Papua New Guinea ANSP Joins CANSO
PNGASL (Papua New Guinea Air Services Limited), an independent commercial entity that provides ATC services for that Pacific Island nation, has joined the Civil Air Navigation Services Organization (CANSO) as a full member. That brings the total number of full members of CANSO to 60.
ICAO Aeronautical Charges Now Online
The complete listing of airport and ATC charges for 187 countries and territories is now available online from the International Civil Aviation Organization. Perusal of the database makes it very clear that the United States stands virtually alone (except for a few tiny and underdeveloped countries) in not charging directly for ATC services. The database is described at www.icao.int/aeronautical_charges_list.htm. In keeping with the user-charge principle, it is available online only by annual subscription ($600/year).
Correction re FBOs
In last month’s story about arm’s-length safety regulation by the FAA, I stated that the agency regulates the safety of a long list of aviation entities. A reader quickly responded that I was incorrect in including Fixed Base Operators (FBOs) in that list. He pointed out that although OSHA and TSA rules apply to FBOs, there is no FAA oversight.
Quotable Quotes
“[T]he parable of the blind man and the elephant . . . echoes the current relationship between the aviation community and NextGen. . . . Depending on who you speak with, NextGen is many different things: it could be ADS-B, DataCom, SWIM, RNP, reduced separation, TBO, CDA, SMS, modeling, and more. While these are all pieces of NextGen, they do not define NextGen as a whole. Until we can establish a program that takes all of the NextGen technological and procedural parts and puts them under one authority that has accountability, we will always have vastly differing views of the whole. And without a common, clear understanding of NextGen as a system of systems, we can never expect to realize the benefits of global harmonization.”
–Peter F. Dumont, “The Elephant in the Room,” Aviation Week, March 7/14, 2011
“There is no basis for [the Russian overflight fee paid to Aeroflot] in the Chicago Convention.

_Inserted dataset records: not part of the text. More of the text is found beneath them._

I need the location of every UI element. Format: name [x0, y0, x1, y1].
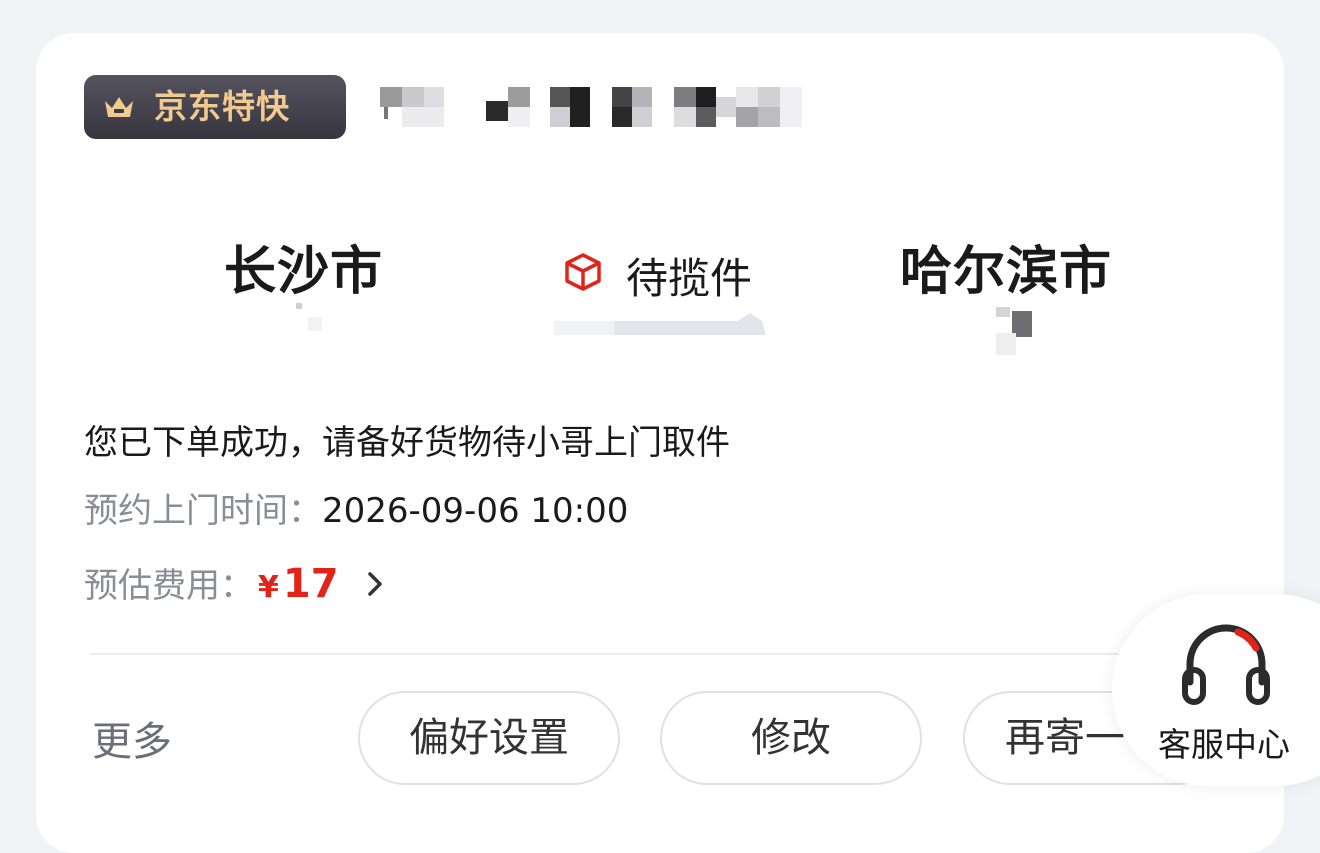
crown-icon: [105, 97, 133, 117]
more-button[interactable]: 更多: [92, 709, 172, 767]
destination-city: 哈尔滨市: [900, 242, 1113, 302]
appointment-time: 2026-09-06 10:00: [322, 491, 629, 531]
fee-row[interactable]: 预估费用： ¥17: [84, 558, 383, 607]
origin-detail-redacted: [296, 303, 302, 309]
package-box-icon: [565, 253, 601, 291]
appointment-row: 预约上门时间：2026-09-06 10:00: [84, 483, 628, 532]
destination-detail-redacted-3: [996, 333, 1016, 355]
destination-detail-redacted-2: [996, 307, 1010, 317]
brand-label: 京东特快: [154, 87, 290, 126]
appointment-label: 预约上门时间：: [84, 491, 322, 531]
fee-amount: 17: [282, 561, 339, 607]
service-center-label: 客服中心: [1158, 725, 1290, 764]
customer-service-button[interactable]: 客服中心: [1112, 594, 1320, 786]
route-progress-track: [554, 313, 766, 335]
origin-city: 长沙市: [224, 242, 384, 302]
chevron-right-icon[interactable]: [367, 571, 383, 597]
fee-currency: ¥: [258, 570, 279, 605]
status-label: 待揽件: [626, 254, 753, 303]
fee-label: 预估费用：: [84, 566, 254, 606]
brand-badge: 京东特快: [84, 75, 346, 139]
tracking-number-redacted: [376, 81, 826, 129]
headset-icon: [1182, 624, 1270, 705]
preference-settings-button[interactable]: 偏好设置: [358, 691, 620, 785]
order-card[interactable]: 京东特快 长沙市 待揽件 哈尔滨市 您已下单成功，请备好货物待小哥上门取件 预约…: [36, 33, 1284, 853]
origin-detail-redacted-2: [308, 317, 322, 331]
edit-order-button[interactable]: 修改: [660, 691, 922, 785]
divider: [90, 653, 1210, 655]
order-status-message: 您已下单成功，请备好货物待小哥上门取件: [84, 423, 730, 463]
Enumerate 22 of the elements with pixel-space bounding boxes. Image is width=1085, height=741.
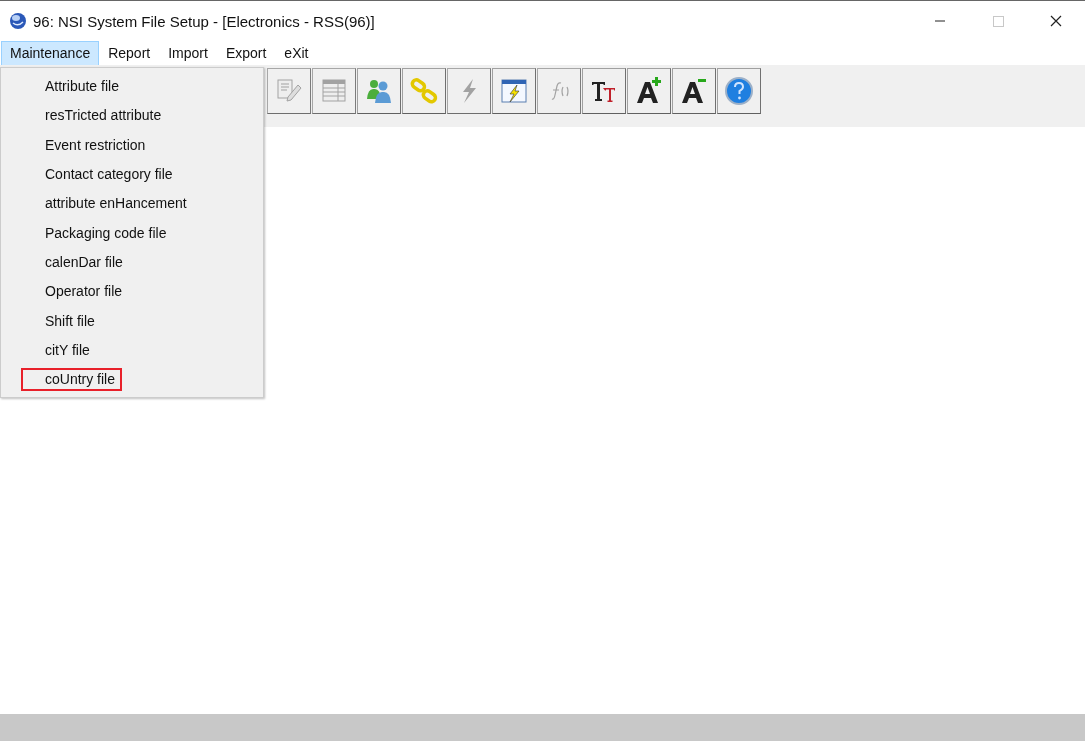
menu-item[interactable]: eXit bbox=[275, 40, 318, 66]
help-icon bbox=[723, 75, 755, 107]
menu-item[interactable]: Shift file bbox=[21, 309, 102, 333]
menu-item[interactable]: Report bbox=[99, 40, 160, 66]
menu-item[interactable]: Operator file bbox=[21, 280, 130, 304]
menu-item[interactable]: coUntry file bbox=[21, 368, 123, 392]
globe-icon bbox=[9, 12, 27, 30]
menu-item[interactable]: Attribute file bbox=[21, 75, 126, 99]
menu-item[interactable]: calenDar file bbox=[21, 250, 130, 274]
menu-item[interactable]: Export bbox=[216, 40, 276, 66]
toolbar-button[interactable] bbox=[627, 68, 671, 114]
menu-item[interactable]: Event restriction bbox=[21, 133, 153, 157]
menu-item[interactable]: resTricted attribute bbox=[21, 104, 169, 128]
toolbar-button[interactable] bbox=[582, 68, 626, 114]
menu-item[interactable]: Maintenance bbox=[1, 40, 100, 66]
menu-item[interactable]: Contact category file bbox=[21, 163, 180, 187]
menu-item[interactable]: Import bbox=[159, 40, 217, 66]
menu-item[interactable]: citY file bbox=[21, 338, 97, 362]
menu-item[interactable]: attribute enHancement bbox=[21, 192, 194, 216]
window-title: 96: NSI System File Setup - [Electronics - RSS(96)] bbox=[33, 12, 375, 30]
menu-item[interactable]: Packaging code file bbox=[21, 221, 174, 245]
toolbar-button[interactable] bbox=[672, 68, 716, 114]
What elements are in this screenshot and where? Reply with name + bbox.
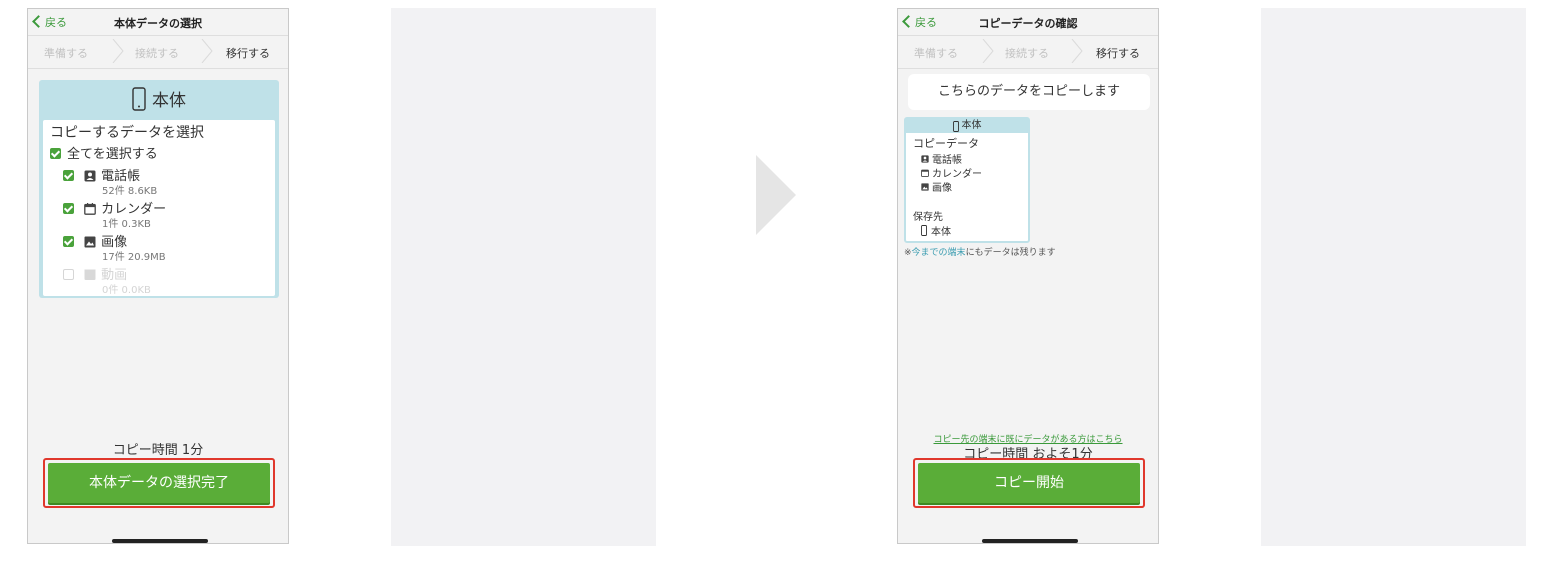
checkbox-checked-icon: [63, 236, 74, 247]
destination-label: 保存先: [913, 212, 943, 223]
contact-icon: [921, 155, 929, 163]
panel-header: 本体: [39, 86, 279, 111]
checkbox-checked-icon: [63, 170, 74, 181]
checkbox-checked-icon: [63, 203, 74, 214]
video-icon: [84, 269, 96, 280]
step-indicator: 準備する 接続する 移行する: [28, 36, 288, 69]
empty-placeholder: [391, 8, 656, 546]
step-indicator: 準備する 接続する 移行する: [898, 36, 1158, 69]
panel-title: 本体: [152, 91, 186, 111]
item-size: 0件 0.0KB: [102, 285, 151, 296]
copy-data-label: コピーデータ: [913, 137, 979, 150]
start-copy-button[interactable]: コピー開始: [918, 463, 1140, 503]
summary-item: カレンダー: [921, 165, 982, 180]
data-select-list: コピーするデータを選択 全てを選択する 電話帳 52件 8.6KB カレンダー …: [43, 120, 275, 296]
image-icon: [84, 236, 96, 247]
navigation-bar: 戻る 本体データの選択: [28, 9, 288, 36]
item-size: 17件 20.9MB: [102, 252, 166, 263]
phone-screen-confirm: 戻る コピーデータの確認 準備する 接続する 移行する こちらのデータをコピーし…: [897, 8, 1159, 544]
select-all-label: 全てを選択する: [67, 147, 158, 162]
play-arrow-icon: [756, 155, 796, 235]
chevron-right-icon: [982, 39, 994, 63]
smartphone-icon: [952, 120, 959, 132]
step-prepare: 準備する: [914, 47, 958, 60]
empty-placeholder: [1261, 8, 1526, 546]
destination-value: 本体: [921, 223, 951, 238]
item-size: 1件 0.3KB: [102, 219, 151, 230]
item-size: 52件 8.6KB: [102, 186, 158, 197]
smartphone-icon: [921, 225, 927, 236]
chevron-right-icon: [201, 39, 213, 63]
destination-text: 本体: [931, 227, 951, 238]
retention-note: ※今までの端末にもデータは残ります: [904, 245, 1056, 258]
summary-item: 画像: [921, 179, 952, 194]
copy-time: コピー時間 1分: [112, 443, 204, 458]
summary-title: 本体: [961, 120, 982, 131]
navigation-bar: 戻る コピーデータの確認: [898, 9, 1158, 36]
select-all-checkbox[interactable]: 全てを選択する: [50, 143, 158, 162]
smartphone-icon: [132, 86, 146, 111]
chevron-right-icon: [1071, 39, 1083, 63]
step-connect: 接続する: [135, 47, 179, 60]
select-heading: コピーするデータを選択: [50, 125, 204, 141]
note-prefix: ※: [904, 248, 912, 258]
summary-item-label: 画像: [932, 183, 952, 194]
step-migrate: 移行する: [226, 47, 270, 60]
device-panel: 本体 コピーするデータを選択 全てを選択する 電話帳 52件 8.6KB カレン…: [39, 80, 279, 298]
page-title: コピーデータの確認: [978, 17, 1078, 30]
checkbox-checked-icon: [50, 148, 61, 159]
copy-summary-card: 本体 コピーデータ 電話帳 カレンダー 画像 保存先 本体: [904, 117, 1030, 243]
contact-icon: [84, 170, 96, 181]
page-title: 本体データの選択: [114, 17, 202, 30]
calendar-icon: [921, 169, 929, 177]
image-icon: [921, 183, 929, 191]
calendar-icon: [84, 202, 96, 215]
step-migrate: 移行する: [1096, 47, 1140, 60]
checkbox-unchecked-icon: [63, 269, 74, 280]
highlight-frame: 本体データの選択完了: [43, 458, 275, 508]
step-prepare: 準備する: [44, 47, 88, 60]
home-indicator: [982, 539, 1078, 543]
phone-screen-select: 戻る 本体データの選択 準備する 接続する 移行する 本体 コピーするデータを選…: [27, 8, 289, 544]
select-complete-button[interactable]: 本体データの選択完了: [48, 463, 270, 503]
summary-item: 電話帳: [921, 151, 962, 166]
note-suffix: にもデータは残ります: [965, 248, 1056, 258]
highlight-frame: コピー開始: [913, 458, 1145, 508]
note-highlight: 今までの端末: [911, 248, 966, 258]
summary-header: 本体: [906, 119, 1028, 133]
confirm-message: こちらのデータをコピーします: [908, 74, 1150, 110]
home-indicator: [112, 539, 208, 543]
chevron-right-icon: [112, 39, 124, 63]
step-connect: 接続する: [1005, 47, 1049, 60]
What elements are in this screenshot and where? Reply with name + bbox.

It is merely an example of the liberty the rich man takes of the poor-and in this case Russia, and thus Aeroflot, is rich by owning the land beneath the shortest great circle route over the polar region. It is cheaper for airlines to pay the fee than fly around. . . . Europe’s position is clear-drop this requirement or we close our airspace to your aircraft. Not all that subtle, but the time for subtlety is past. . . . Russia is not playing divide and conquer; it is just playing conquer, but the outcome may be the same.”
–Andrew Charlton, “All Clear on the Eastern Front,” Aviation Intelligence Reporter, July 2010.
“The LightSquared waiver is like a re-zoning law. Effectively, the FCC is directing that a quiet-spectrum neighborhood be re-zoned for concert rock bands at the threshold of pain. And LightSquared is suggesting that its current neighbors should simply add more insulation to their houses. . . . GPS comes in different flavors. Some receivers, such as those in cellphones, do not require a great deal of accuracy and are narrowly filtered. But receivers used in aviation, or to measure crustal motion with millimeter accuracy, have wideband receivers looking at adjacent bands, which were relatively quiet.”
–Bradford Parkinson, Stanford University, quoted in “Vulnerable Utility” by GrahamWarwick, Aviation Week, April 11, 2011.